Wednesday, July 21, 2010

The Man Who Cracked Corn and I Definitely Cared

Talk about a shot to the manhood. It really makes me sick...physically sick to my stomach. I mean What the fuck dude. I put so much time and effort in and there it is...my failure...staring me in the face...I can't begin to express how it feels. I don't lose. I should have known it was a lost cause...everyone said so from the start. That just fueled me to push harder. I can't handle it...I can't handle seeing this happen in front of me. I want to go into a coma and not wake up until its over and a new opening shows up. I have this fear that it is legit...that it is set in stone for the near future. How can I face my peers who expect so much of me? I face ridicule for failing at the most basic of our natures. I guess I'm no worse than them, but I hold myself to a better standard than this. I really hope this is just a terrible dream...and soon I'll wake up and it'll be normal.






Its for the best honestly. I have been strapped down in this deadbeat town, in this deadbeat house, with these deadbeat people for way too long...and it was my main reason for staying. I guess my friend was right when he said we should all get together before we're spread across the US.

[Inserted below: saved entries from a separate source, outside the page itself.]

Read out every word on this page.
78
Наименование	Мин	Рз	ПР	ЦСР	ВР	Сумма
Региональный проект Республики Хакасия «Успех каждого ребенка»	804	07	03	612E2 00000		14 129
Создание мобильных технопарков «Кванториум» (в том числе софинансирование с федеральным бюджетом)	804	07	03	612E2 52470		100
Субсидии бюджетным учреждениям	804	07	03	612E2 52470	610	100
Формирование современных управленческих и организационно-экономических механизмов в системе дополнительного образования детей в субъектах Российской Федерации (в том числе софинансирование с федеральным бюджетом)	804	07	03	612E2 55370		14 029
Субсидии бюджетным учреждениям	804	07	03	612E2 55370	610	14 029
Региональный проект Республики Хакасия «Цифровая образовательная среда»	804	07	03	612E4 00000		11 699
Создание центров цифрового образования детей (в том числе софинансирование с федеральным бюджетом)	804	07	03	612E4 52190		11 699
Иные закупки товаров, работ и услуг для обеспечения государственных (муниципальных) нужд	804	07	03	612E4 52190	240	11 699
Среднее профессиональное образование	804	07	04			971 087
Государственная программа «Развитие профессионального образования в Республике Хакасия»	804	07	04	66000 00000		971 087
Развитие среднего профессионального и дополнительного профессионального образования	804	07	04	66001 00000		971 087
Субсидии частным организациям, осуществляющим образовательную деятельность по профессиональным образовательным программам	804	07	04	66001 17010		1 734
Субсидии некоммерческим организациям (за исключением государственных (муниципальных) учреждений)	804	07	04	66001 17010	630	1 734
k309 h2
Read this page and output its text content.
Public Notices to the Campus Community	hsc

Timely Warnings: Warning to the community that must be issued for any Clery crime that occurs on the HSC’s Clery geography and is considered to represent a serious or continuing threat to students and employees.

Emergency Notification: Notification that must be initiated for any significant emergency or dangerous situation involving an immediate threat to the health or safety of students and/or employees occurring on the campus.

I'm supposed to leave. I should have already gotten the ball rolling a while back, but I've been so tied to this one goal that it took top priority over everything. everything? everything. Nothing surpassed it. I have a dream of what I should do, I have a realistic vision of what I should do, and I have what certain people want me to do. The Second and Third can be combined and the First and Second can likely be combined. Enough of that.